OOAC technology is quickly making its way into the regulatory framework for assessing the safety and risk of new compounds. On September 12, 2018, the U.S. Food and Drug Administration (FDA) held a public hearing to garner feedback from stakeholders on the agency’s Predictive Toxicology Roadmap, which was created to “invigorate and strengthen the FDA’s long commitment to promoting the development and use of new technologies to better predict human, animal, and environmental responses to a wide range of substances relevant to the FDA’s regulatory mission.”5 The FDA Commissioner at the time, Dr. Scott Gottlieb, opened the hearing by expressing the agency’s support for moving OOAC technology forward across the product life cycle and alluded to the agency’s work on intestinal OOACs, or “gut chips” in the FDA’s parlance. 

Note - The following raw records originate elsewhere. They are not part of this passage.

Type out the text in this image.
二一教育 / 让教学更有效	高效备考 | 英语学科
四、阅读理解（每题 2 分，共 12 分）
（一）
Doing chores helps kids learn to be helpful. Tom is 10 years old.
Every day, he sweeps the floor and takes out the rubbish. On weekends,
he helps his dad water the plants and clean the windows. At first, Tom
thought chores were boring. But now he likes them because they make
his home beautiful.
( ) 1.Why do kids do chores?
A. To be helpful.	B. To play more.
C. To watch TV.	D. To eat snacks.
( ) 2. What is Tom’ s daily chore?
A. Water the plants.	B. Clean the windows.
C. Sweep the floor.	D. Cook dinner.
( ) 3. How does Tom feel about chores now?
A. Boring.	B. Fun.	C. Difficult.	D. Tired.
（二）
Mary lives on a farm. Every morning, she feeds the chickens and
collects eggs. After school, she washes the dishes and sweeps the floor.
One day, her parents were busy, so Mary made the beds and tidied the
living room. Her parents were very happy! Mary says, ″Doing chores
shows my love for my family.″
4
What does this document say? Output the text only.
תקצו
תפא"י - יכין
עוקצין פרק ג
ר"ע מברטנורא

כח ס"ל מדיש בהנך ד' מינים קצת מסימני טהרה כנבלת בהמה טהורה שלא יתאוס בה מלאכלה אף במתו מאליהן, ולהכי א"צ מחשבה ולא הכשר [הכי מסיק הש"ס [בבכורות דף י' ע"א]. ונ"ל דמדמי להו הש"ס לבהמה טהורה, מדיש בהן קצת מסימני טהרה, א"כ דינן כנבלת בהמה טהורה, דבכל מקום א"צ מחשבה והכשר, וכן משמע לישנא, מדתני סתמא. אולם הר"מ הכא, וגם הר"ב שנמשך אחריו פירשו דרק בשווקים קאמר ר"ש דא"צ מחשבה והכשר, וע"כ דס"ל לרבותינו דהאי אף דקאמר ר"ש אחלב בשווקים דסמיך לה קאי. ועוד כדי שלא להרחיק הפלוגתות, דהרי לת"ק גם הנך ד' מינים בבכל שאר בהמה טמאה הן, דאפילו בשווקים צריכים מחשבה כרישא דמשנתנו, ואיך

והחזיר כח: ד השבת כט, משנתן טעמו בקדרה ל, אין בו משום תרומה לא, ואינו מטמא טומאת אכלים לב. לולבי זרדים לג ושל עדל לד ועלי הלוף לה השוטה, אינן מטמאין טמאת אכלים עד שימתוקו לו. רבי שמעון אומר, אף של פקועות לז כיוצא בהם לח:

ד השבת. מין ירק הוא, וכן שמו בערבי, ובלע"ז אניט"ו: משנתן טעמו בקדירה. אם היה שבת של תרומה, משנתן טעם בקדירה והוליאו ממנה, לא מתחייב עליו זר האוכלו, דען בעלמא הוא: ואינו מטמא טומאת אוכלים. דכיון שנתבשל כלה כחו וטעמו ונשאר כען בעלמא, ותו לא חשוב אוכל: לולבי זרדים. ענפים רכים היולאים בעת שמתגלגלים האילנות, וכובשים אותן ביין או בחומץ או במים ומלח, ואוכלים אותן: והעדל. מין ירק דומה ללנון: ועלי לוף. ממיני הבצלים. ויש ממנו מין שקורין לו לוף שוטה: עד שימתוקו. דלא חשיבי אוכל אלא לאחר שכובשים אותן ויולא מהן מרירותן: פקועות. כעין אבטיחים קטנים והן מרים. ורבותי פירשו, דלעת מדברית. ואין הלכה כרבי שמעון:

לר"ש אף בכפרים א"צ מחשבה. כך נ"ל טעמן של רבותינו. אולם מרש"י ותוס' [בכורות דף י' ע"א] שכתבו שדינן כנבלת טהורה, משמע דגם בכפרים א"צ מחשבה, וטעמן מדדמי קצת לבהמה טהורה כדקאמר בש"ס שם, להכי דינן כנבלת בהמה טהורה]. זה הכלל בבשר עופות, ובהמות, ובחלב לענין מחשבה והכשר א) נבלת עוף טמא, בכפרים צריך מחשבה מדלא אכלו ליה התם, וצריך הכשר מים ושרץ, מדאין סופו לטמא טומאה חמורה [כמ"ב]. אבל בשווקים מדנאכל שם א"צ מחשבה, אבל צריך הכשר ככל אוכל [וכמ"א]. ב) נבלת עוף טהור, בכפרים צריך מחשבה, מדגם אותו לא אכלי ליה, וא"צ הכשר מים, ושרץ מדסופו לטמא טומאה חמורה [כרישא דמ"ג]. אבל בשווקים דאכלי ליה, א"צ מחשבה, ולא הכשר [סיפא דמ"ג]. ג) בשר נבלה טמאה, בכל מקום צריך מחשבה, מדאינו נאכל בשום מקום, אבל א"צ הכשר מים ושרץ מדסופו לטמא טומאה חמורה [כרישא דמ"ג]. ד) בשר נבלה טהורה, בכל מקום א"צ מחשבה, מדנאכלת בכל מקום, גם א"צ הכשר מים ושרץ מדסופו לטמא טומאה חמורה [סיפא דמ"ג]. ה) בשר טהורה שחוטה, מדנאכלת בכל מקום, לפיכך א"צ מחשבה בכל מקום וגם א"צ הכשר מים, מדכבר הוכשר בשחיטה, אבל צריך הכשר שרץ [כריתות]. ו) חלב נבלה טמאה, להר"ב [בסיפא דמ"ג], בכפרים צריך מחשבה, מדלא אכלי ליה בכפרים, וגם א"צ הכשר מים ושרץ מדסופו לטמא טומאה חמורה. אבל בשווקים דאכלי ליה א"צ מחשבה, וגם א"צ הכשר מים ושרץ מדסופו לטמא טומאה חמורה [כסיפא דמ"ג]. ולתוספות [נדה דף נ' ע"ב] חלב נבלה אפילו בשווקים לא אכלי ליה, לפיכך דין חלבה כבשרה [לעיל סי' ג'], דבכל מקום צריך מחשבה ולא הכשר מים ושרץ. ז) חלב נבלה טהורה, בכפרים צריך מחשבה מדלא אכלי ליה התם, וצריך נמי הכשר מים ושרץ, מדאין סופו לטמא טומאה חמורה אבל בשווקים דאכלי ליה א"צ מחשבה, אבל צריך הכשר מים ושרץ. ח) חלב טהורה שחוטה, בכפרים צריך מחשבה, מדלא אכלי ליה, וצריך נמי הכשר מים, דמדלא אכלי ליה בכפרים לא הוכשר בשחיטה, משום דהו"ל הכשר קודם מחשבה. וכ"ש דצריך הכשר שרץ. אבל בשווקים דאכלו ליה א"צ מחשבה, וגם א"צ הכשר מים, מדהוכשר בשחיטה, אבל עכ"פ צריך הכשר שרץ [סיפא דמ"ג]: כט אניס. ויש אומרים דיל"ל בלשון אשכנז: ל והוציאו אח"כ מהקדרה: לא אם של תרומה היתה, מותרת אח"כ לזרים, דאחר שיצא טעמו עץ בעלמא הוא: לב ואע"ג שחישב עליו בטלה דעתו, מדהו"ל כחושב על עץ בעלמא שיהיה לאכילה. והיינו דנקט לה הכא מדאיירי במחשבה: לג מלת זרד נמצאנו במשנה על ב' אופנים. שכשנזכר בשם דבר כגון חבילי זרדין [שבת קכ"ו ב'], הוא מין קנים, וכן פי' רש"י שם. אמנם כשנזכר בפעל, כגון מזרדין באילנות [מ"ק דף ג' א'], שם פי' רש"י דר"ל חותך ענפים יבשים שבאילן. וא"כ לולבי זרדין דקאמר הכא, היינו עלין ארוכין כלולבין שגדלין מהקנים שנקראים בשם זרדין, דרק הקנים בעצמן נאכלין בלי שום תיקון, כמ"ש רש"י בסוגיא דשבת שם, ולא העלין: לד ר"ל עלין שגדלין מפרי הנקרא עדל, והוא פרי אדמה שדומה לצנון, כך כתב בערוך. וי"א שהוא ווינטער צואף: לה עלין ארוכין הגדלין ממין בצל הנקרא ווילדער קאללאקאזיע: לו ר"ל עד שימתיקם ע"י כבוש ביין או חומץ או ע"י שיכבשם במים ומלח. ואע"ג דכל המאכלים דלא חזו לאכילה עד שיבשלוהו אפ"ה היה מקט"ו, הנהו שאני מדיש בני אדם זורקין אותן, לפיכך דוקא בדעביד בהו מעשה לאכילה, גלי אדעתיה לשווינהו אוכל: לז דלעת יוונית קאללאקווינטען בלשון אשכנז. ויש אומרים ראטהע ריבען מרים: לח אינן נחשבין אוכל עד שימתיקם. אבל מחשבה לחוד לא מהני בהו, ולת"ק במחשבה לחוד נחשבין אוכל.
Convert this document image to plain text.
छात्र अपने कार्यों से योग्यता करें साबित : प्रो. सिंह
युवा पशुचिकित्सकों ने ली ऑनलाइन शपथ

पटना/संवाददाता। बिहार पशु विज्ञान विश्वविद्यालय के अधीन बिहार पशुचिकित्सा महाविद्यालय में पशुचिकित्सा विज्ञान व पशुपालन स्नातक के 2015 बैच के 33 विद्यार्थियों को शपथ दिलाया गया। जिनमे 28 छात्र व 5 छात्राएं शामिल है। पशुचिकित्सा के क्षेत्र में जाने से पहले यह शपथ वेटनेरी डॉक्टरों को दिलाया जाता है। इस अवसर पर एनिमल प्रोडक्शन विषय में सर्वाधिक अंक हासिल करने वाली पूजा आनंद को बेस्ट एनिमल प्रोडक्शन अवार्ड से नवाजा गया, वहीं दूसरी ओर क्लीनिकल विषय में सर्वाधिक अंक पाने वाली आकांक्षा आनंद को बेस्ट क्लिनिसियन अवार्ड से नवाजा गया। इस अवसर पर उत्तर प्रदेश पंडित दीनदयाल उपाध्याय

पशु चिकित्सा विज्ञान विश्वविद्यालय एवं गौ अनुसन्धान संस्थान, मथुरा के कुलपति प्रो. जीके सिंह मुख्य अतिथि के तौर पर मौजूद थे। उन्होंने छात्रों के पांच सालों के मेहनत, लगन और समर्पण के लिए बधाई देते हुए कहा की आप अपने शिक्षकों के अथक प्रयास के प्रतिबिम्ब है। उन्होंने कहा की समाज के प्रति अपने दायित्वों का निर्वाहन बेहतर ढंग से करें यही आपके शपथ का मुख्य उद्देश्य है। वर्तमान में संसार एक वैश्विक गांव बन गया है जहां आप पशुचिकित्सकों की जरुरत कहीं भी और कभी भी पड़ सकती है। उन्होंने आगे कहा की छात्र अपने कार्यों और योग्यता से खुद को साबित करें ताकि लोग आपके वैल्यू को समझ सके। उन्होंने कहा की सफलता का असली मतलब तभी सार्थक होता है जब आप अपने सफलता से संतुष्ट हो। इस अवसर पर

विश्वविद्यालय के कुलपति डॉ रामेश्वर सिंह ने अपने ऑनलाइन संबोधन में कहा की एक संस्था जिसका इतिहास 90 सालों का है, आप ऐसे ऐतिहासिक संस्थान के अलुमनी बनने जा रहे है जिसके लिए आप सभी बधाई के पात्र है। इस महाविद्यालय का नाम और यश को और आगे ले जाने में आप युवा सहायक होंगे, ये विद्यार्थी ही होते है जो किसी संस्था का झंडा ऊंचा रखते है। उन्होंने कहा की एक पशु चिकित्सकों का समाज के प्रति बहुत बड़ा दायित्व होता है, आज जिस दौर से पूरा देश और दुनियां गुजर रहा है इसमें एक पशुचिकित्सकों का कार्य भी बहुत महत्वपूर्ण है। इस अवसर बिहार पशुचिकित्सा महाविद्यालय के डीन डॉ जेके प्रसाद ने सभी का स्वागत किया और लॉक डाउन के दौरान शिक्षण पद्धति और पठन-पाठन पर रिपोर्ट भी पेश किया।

Current Limitations Temper Near-Term Expectations

OOAC technology is essentially still in its infancy, and a proof of concept has not yet been fully established. Most of the companies in the space are not in proof-of-concept phases, but rather focused on repeatability and building relationships with key clients, who would ultimately demonstrate their products’ viability through drug efficacy studies. Gaps in engineering still remain, as full emulation of complex systems remains a work in progress. Animal testing is still the industry standard, and, in order to disrupt the practice, companies will have to be able to prove their products and processes, particularly as it pertains to the reliability of toxicity data. However, despite these remaining hurdles, OOAC remains an extremely promising concept, and, at Dynamk Capital, we believe it will become a market disruptor in the years ahead.

The Role of Dynamk Capital

Life science entrepreneurs with highly disruptive, market-defining tools, technologies, and services have long struggled to secure the right mix of capital and expertise. We address this gap with deep domain and technical expertise, coupled with the strategic and commercialization experience to help these companies realize full potential. We are passionate about creating the future of biotech and life sciences and believe in innovative services, tools, and technologies that are critical for the discovery, development, and production of life-saving therapies. Dynamk partners with life-science visionaries whose market-defining ideas are shaping the future of how therapeutics are being developed, increasing global access for patients, and reducing costs. We invest in growth, early and seed stage companies developing novel life-science tools, technologies, and services — the underlying technologies needed to discover, develop, and manufacture biotherapeutics.

The OOAC space that focuses specifically on the development cycle of therapeutics is of special interest for Dynamk as we see great promise in the technology of these products and with increased focus from federal agencies such as the NIH and the FDA, who have also issued grants for research in OOAC. We believe companies that continue to grow and achieve proof-of-concept will gain acceptance of government agencies and disrupt markets in very positive ways. 

References

  1. Sullivan, Thomas. “A Tough Road: Cost To Develop One New Drug Is $2.6 Billion; Approval Rate for Drugs Entering Clinical Development is Less Than 12%.” Rocketpointe Corporation. 21 Mar. 2019. Web.

  2. Kimura, Hiroshi; Sakai, Yasuyuki; Fujii, Teruo. “Organ/body-on-a-chip Based on Microfluidic Technology for Drug Discovery.” Elsevier Ltd. Feb. 2018. Web. 

  3. Bellotti, Anthony. “A 2018 Challenge to Government Animal Experiments: Find Your Own Funding.” Capitol Hill Publishing Corp. 16 Jan. 2018. Web.

  4. “Human Organs-on-Chips.” Wyss Institute. 2020. Web. 

  5. Rein, Judy. “Organs on a Chip! FDA’s Predictive Toxicology Roadmap.” Food and Drug Law Institute. 2020. Web.